Salah satu program tersebut yakni Disaster Resilience Through Education, Adaptation, and Mitigation Strategies (DREAMS) yang saat ini dijalankan Yayasan IDEP Selaras Alam bermitra dengan LSM Barakat.
Program ini menyasar kelompok masyarakat di dua desa rentan yakni Waimatan dan Lamawolo di pemukiman hunian Tanah Merah, Kecamatan Ile Ape.
Meski relatif lebih aman di hunian baru, masyarakat di dua desa ini sangat rentan terhadap ancaman kehilangan mata pencaharian di lokasi baru yang saat ini mereka tempati. Mereka ketiadaan lahan untuk bercocok tanam di tempat yang baru.
“Dan ternyata regulasi ini jadi masalah utama implementasi dari program ini. IDEP punya keprihatinan terhadap kebutuhan pangan di desa baru. Mereka harus kembali ke desa lama untuk bertani, sementara di sana resikonya tinggi sekali dari bencana,” ujar Awal.
Hal ini dibenarkan anggota DPRD Lembata dari Dapil II Lembata (Kecamatan Ile Ape, Ile Ape Timur dan Lebatukan), Aleks Arakian, dimana menurutnya pemerintah dua desa di hunian Tanah Merah tidak bisa membangun bak penampung air yang bersumber dari anggaran dana desa.
“Mereka mau dorong pakai dana desa tapi ternyata dari dinas PMD tidak dibolehkan. Kita berharap apa pun itu namanya, pemekaran, penghapusan dan pembentukan desa segera dibicarakan.
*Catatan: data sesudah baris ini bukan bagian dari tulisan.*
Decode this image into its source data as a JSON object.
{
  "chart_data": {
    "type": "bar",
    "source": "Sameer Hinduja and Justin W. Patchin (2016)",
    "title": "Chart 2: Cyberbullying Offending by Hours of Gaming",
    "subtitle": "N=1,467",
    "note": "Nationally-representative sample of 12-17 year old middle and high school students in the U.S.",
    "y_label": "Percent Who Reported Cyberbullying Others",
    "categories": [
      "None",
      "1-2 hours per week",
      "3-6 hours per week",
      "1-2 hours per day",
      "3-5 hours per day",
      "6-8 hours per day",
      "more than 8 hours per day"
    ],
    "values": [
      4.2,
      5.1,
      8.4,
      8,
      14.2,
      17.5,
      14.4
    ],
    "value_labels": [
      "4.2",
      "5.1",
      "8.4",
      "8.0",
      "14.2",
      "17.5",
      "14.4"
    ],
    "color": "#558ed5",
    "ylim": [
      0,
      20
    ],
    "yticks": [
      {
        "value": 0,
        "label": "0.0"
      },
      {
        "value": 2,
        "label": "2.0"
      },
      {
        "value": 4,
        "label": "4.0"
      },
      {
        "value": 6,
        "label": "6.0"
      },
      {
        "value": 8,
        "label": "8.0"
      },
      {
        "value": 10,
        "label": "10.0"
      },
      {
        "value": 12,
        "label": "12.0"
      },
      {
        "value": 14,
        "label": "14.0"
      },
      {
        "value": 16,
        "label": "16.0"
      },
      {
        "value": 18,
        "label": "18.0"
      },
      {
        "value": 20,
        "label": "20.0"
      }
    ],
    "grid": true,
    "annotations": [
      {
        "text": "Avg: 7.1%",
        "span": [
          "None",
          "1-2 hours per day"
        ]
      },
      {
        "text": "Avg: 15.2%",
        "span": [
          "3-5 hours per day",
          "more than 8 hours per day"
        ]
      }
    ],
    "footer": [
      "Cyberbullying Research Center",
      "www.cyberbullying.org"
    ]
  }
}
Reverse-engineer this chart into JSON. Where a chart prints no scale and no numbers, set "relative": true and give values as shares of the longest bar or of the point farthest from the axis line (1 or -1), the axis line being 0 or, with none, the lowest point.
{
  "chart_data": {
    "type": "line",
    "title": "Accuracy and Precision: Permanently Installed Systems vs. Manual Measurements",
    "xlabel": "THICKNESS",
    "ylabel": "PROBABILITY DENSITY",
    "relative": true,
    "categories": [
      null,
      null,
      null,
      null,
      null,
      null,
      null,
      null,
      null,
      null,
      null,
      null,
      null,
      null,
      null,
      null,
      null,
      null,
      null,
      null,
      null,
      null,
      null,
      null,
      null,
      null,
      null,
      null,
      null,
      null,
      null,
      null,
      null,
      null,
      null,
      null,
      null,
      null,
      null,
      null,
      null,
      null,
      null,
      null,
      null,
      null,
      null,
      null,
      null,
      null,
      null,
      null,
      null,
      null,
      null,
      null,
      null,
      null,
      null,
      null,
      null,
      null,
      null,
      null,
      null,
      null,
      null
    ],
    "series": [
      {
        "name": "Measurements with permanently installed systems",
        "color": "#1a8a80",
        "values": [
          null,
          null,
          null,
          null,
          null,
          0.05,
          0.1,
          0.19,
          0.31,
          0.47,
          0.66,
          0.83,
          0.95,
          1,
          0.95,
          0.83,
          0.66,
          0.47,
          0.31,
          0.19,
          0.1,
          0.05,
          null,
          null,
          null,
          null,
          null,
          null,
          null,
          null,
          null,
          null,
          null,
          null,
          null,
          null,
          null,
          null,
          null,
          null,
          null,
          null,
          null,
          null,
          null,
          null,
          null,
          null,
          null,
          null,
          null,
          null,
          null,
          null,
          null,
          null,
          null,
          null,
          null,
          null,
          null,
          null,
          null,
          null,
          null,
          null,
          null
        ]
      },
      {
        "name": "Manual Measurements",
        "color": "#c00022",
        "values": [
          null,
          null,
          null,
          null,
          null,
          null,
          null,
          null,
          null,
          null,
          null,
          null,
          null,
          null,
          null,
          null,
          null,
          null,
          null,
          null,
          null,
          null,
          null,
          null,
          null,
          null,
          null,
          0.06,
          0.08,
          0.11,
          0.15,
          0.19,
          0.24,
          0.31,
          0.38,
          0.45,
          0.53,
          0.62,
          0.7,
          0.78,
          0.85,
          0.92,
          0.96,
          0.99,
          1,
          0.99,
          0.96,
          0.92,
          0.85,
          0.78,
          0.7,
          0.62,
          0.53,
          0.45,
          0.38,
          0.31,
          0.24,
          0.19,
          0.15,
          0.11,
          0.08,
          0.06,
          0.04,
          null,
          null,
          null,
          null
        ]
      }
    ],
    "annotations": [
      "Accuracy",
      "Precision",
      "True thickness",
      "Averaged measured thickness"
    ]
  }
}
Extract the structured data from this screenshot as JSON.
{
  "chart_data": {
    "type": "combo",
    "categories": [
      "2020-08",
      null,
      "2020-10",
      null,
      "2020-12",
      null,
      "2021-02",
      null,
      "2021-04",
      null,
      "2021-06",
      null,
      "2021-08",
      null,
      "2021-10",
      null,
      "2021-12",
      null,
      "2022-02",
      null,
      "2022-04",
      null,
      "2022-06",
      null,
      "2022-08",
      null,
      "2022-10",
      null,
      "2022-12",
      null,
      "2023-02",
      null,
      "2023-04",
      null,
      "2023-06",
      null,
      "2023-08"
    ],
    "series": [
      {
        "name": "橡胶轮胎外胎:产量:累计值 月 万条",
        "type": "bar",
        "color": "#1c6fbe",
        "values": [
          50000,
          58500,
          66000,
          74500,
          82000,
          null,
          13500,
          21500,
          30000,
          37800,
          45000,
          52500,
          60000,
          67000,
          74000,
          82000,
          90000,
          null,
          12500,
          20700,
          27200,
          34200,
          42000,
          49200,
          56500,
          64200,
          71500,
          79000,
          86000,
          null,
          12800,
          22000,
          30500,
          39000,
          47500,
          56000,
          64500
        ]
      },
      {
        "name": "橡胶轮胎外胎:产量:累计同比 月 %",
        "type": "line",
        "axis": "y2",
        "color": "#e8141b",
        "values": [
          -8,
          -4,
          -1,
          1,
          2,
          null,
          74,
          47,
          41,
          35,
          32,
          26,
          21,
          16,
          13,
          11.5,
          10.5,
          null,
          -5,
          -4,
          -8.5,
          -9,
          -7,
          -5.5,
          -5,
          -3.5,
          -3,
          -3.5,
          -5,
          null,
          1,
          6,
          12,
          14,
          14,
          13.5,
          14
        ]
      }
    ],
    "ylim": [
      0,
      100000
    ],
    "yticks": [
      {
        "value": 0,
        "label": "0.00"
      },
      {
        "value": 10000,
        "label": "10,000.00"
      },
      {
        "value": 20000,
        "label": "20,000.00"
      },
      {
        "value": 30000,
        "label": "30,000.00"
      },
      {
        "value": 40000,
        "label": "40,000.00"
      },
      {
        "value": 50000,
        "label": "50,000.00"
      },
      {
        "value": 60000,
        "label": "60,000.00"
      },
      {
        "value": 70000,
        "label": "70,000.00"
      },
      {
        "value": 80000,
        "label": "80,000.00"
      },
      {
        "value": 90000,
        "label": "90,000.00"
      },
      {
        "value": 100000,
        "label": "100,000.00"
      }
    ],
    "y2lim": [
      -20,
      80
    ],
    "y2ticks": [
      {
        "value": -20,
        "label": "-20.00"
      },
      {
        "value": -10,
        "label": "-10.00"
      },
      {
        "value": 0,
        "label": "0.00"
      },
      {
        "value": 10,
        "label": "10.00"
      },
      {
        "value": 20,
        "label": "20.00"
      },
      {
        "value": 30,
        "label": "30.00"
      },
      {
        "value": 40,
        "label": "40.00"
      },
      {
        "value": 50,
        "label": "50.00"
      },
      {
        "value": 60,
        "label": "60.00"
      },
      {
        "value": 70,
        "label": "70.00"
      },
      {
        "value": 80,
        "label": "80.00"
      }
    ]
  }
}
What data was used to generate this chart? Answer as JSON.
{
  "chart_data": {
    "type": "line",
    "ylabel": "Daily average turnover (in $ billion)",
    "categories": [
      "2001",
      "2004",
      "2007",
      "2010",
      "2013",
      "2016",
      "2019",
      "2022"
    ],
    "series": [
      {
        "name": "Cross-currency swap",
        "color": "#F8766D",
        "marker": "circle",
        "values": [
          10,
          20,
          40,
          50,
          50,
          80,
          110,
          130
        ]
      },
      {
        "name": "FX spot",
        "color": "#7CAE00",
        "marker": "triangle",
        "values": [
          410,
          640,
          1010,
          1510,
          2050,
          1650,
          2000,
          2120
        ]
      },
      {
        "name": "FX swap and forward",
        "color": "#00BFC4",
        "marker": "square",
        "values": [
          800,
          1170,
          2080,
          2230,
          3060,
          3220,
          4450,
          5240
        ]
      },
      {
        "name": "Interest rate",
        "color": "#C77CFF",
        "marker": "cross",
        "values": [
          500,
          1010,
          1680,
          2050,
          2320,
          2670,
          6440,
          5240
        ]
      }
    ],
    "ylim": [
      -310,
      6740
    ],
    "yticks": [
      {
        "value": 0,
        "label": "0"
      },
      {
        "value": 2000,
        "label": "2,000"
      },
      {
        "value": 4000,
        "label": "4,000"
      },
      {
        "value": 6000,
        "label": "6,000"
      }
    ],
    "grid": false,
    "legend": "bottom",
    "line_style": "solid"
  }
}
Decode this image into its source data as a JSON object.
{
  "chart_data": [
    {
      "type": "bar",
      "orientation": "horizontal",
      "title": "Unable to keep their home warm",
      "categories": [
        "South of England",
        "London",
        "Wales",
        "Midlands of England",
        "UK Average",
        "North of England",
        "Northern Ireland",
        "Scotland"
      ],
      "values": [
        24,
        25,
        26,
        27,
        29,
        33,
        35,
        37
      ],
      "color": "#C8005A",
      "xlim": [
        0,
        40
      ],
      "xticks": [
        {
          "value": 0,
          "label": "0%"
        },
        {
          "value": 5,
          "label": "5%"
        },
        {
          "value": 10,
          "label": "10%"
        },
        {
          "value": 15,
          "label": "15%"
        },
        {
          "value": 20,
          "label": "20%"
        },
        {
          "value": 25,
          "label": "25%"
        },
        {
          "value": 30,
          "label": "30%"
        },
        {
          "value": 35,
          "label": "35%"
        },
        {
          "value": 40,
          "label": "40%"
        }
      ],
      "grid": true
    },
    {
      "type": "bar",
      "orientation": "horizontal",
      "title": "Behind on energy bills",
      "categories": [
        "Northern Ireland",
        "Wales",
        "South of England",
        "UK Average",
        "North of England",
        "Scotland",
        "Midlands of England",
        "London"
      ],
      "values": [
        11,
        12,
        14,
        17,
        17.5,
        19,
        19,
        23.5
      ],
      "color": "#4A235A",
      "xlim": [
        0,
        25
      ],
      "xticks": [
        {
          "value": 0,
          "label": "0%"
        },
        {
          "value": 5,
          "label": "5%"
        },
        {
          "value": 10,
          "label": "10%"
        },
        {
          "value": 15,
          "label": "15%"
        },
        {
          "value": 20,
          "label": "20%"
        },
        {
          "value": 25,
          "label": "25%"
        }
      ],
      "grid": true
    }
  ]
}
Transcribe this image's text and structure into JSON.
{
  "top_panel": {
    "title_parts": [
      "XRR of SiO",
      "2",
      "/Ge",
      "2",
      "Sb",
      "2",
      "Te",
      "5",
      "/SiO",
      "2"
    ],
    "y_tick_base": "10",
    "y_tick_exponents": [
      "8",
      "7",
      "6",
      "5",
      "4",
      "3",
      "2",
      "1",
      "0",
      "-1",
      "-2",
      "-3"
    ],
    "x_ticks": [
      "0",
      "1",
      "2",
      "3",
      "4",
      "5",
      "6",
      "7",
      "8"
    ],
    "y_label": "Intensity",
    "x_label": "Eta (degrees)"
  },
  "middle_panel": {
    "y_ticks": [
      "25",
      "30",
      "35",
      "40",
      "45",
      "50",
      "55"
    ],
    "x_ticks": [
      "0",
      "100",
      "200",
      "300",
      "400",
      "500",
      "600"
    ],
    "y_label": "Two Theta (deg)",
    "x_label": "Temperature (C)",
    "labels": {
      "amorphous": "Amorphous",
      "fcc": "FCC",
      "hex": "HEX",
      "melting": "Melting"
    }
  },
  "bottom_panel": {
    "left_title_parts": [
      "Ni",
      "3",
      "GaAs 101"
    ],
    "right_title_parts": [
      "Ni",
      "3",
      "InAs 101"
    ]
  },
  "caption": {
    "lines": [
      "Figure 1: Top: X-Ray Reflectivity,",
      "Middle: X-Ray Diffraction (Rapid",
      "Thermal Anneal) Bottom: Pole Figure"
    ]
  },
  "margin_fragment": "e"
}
Kalau tidak dana desa ini paling bisa hanya digunakan untuk kebutuhan habis pakai,” ujar Aleks.
Pertemuan ini berupaya mencari jalan keluar agar semua program pemberdayaan dengan pendekatan permakultur dan penguatan katahanan masyarakat terhadap ancaman bencana dapat menjadi portofolio dan dilanjutkan oleh pemerintah desa setempat.
“Dari DREAMS ini kita berupaya melihat bagaimana ketersediaan pasokan makanan di dapur. Jika regulasi memungkinkan, harapan IDEP setiap program yang diterapkan itu berhubungan dengan priorotas penggunaan dana desa sehingga bisa dilanjutkan,” kata Awal.
Turut hadir dalam pertemuan ini Direktur LSM Barakat Benediktus Bedil, Projcet Manajer DREAMS Ketut Listyani dan sejumlah staf LSM Barakat dan anggota DPRD lainnya dari Dapil II Lembata, Sebastianus Muri.
Program DREAMS yang sudah dimulai sejak tahun 2024 lalu, bertujuan memperkuat ketahanan komunitas dengan meningkatkan kapasitas masyarakat terdampak melalui pengurangan resiko bencana (PRB) berbasis komunitas.
Inisiatif ini mencakup pelatihan PRB, pembentukan Kelompok Masyarakat Peduli Bencana (KMPB), pengembangan rencana kontingensi, serta simulasi dan gladi bencana.
Proyek ini juga mengintegrasikan konservasi lingkungan dengan produksi pangan berkelanjutan guna mencapai kemandirian ekonomi. Pendekatan permakultur diterapkan dalam lima zona ekosistem yang menempatkan keluarga sebagai pusat kegiatan dari program DREAMS.
“Dengan melibatkan orang tua, pemuda dan anak-anak dalam setiap aspek program, diharapkan ketahanan komunitas dapat diperkuat dari tingkat keluarga hingga ke skala yang lebih luas,” ujar Bendekditus Bedil.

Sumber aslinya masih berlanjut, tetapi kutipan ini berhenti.